Extracorporeal Photochemotherapy Photopheresis

In this therapy regimen, which is established for the treatment of T-cell lymphoma, UV exposure is restricted to circulating leukocytes. They are irradiated by low-energy UVA (312-400 nm) after oral ingestion of a photosensitizing drug (such as 8-meth-oxypsoralen). A variety of studies have shown beneficial effects on cutaneous manifestations restricted to the skin or among systemic disease that allowed tapering or discontinuation of glucocorticosteroids or cytotoxic medication (Knobler et al. 1992, Richter et al. 1998, Russell-Jones 2000, Wollina and Looks 1999).
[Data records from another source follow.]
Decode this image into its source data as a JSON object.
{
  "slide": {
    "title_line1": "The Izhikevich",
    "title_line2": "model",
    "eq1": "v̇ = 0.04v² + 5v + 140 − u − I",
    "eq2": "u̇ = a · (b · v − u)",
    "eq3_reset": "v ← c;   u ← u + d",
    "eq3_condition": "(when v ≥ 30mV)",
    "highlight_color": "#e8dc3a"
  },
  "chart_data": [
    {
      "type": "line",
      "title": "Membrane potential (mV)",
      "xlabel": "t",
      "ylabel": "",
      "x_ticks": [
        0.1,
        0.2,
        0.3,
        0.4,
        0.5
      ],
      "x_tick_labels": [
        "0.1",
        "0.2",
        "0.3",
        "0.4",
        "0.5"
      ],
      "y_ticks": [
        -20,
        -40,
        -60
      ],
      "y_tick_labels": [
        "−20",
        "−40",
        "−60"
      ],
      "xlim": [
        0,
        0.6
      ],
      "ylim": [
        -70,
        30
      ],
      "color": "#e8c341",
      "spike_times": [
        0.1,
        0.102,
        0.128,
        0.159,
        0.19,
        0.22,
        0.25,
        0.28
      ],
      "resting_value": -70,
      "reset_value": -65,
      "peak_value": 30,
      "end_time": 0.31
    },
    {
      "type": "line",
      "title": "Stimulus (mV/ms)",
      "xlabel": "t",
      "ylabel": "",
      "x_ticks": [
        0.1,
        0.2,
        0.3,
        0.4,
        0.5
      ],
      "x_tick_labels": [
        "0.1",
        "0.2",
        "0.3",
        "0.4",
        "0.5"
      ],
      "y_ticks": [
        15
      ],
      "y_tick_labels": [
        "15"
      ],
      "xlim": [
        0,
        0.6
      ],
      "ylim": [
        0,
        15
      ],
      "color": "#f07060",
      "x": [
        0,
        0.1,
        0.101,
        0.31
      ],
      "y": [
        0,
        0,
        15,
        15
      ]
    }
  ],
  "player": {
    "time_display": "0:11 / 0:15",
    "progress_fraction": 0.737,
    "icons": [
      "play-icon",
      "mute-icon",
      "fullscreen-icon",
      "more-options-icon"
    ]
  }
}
In an uncontrolled study of 10 patients with SLE, eight completed the treatment. Seven of these patients showed significant reduction of disease activity on photopheresis on 2 consecutive days each month for 6 months and following alternate months for another 6 months (Knobler et al. 1992). A case report on a patient with disseminated DLE refractory to classic drug therapy demonstrated beneficial results on photopheresis (Richter et al. 1998). The need for appropriate technical facilities and experience as well as the time lapse before clinical results appear restrict this therapy to recalcitrant cases in which the other, classic therapy regimens have failed.